Take three hands-up answers, not open call-outs. Give five seconds of quiet think-time first. Don't confirm or correct yet — just collect what pupils offer (some will say ½, some will leave it as 4/8). We settle it on the strips next.

Walk each example aloud, one at a time. Point to the matching lengths on the two strips so pupils SEE the value stays the same, then point to the number that divides into both before the answer lands.

• 4/8 — ask 'what number divides into both 4 and 8?' and let a pupil name 4 before you show the ÷4.
• 6/9 — pupils often try ÷2 here; draw out that 9 is not even, so 3 is the factor that works.
• 12/16 — some pupils divide by 2 to reach 6/8, which is correct but not finished. Revoice: 'still room to go smaller'.

This round is for talking it through together — pupils take turns at the board and the class agrees or corrects out loud.

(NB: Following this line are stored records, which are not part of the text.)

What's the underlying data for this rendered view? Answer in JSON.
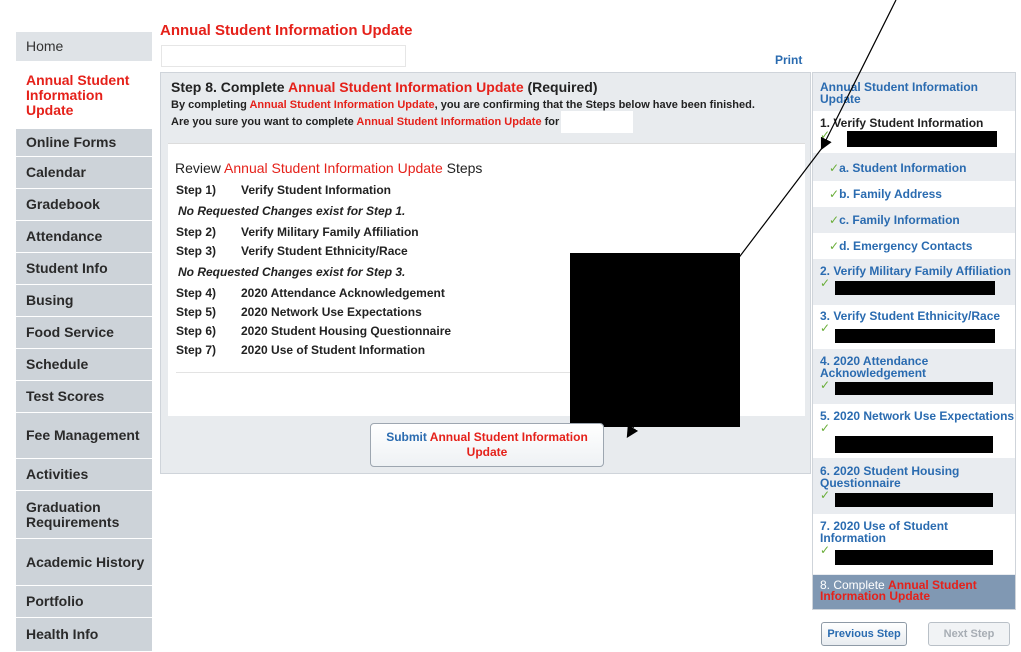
{
  "sidebar": {
    "items": [
      {
        "label": "Home",
        "name": "nav-home"
      },
      {
        "label": "Annual Student Information Update",
        "name": "nav-annual-update"
      },
      {
        "label": "Online Forms",
        "name": "nav-online-forms"
      },
      {
        "label": "Calendar",
        "name": "nav-calendar"
      },
      {
        "label": "Gradebook",
        "name": "nav-gradebook"
      },
      {
        "label": "Attendance",
        "name": "nav-attendance"
      },
      {
        "label": "Student Info",
        "name": "nav-student-info"
      },
      {
        "label": "Busing",
        "name": "nav-busing"
      },
      {
        "label": "Food Service",
        "name": "nav-food-service"
      },
      {
        "label": "Schedule",
        "name": "nav-schedule"
      },
      {
        "label": "Test Scores",
        "name": "nav-test-scores"
      },
      {
        "label": "Fee Management",
        "name": "nav-fee-management"
      },
      {
        "label": "Activities",
        "name": "nav-activities"
      },
      {
        "label": "Graduation Requirements",
        "name": "nav-graduation-requirements"
      },
      {
        "label": "Academic History",
        "name": "nav-academic-history"
      },
      {
        "label": "Portfolio",
        "name": "nav-portfolio"
      },
      {
        "label": "Health Info",
        "name": "nav-health-info"
      }
    ]
  },
  "header": {
    "title": "Annual Student Information Update",
    "print": "Print"
  },
  "main": {
    "step_prefix": "Step 8. Complete ",
    "step_highlight": "Annual Student Information Update",
    "step_suffix": " (Required)",
    "desc1_a": "By completing ",
    "desc1_b": "Annual Student Information Update",
    "desc1_c": ", you are confirming that the Steps below have been finished.",
    "desc2_a": "Are you sure you want to complete ",
    "desc2_b": "Annual Student Information Update",
    "desc2_c": " for",
    "review_a": "Review ",
    "review_b": "Annual Student Information Update",
    "review_c": " Steps",
    "steps": [
      {
        "num": "Step 1)",
        "label": "Verify Student Information"
      },
      {
        "note": "No Requested Changes exist for Step 1."
      },
      {
        "num": "Step 2)",
        "label": "Verify Military Family Affiliation"
      },
      {
        "num": "Step 3)",
        "label": "Verify Student Ethnicity/Race"
      },
      {
        "note": "No Requested Changes exist for Step 3."
      },
      {
        "num": "Step 4)",
        "label": "2020 Attendance Acknowledgement"
      },
      {
        "num": "Step 5)",
        "label": "2020 Network Use Expectations"
      },
      {
        "num": "Step 6)",
        "label": "2020 Student Housing Questionnaire"
      },
      {
        "num": "Step 7)",
        "label": "2020 Use of Student Information"
      }
    ],
    "submit_a": "Submit ",
    "submit_b": "Annual Student Information Update"
  },
  "rightbar": {
    "heading": "Annual Student Information Update",
    "step1": "1. Verify Student Information",
    "sub": [
      "a. Student Information",
      "b. Family Address",
      "c. Family Information",
      "d. Emergency Contacts"
    ],
    "step2": "2. Verify Military Family Affiliation",
    "step3": "3. Verify Student Ethnicity/Race",
    "step4": "4. 2020 Attendance Acknowledgement",
    "step5": "5. 2020 Network Use Expectations",
    "step6": "6. 2020 Student Housing Questionnaire",
    "step7": "7. 2020 Use of Student Information",
    "step8_a": "8. Complete ",
    "step8_b": "Annual Student Information Update",
    "check": "✓"
  },
  "buttons": {
    "previous": "Previous Step",
    "next": "Next Step"
  },
  "colors": {
    "accent_red": "#e5211a",
    "link_blue": "#2a6bb0",
    "sidebar_bg": "#cdd3d9",
    "current_step_bg": "#8098b3",
    "check_green": "#6aae3a"
  }
}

Bring an individual pupil up to shade 4/8, then 2/4, then ½ and let the class watch them line up. Ask which one is in simplest form and how they know. Then have pupils build 4/6 and 10/12 in turn for the class to simplify aloud.

This round is the practice bank — pupils take turns at the board, check each answer, and the class confirms before moving on. Keep the board work brisk rather than over-explaining.

For 6/8 and 9/12 the class will spot both land on ¾ — a nice talking point. For 24/36 push pupils toward the biggest common factor (12) rather than chipping down by 2 then 2 then 3. The last one is the catch: 7 is prime and shares no factor with 12, so 7/12 is already simplest. Press 'how do you know it won't go smaller?'

Recap the divide-top-and-bottom rule one last time and link forward: simplest form makes comparing fractions easier, which is the next lesson.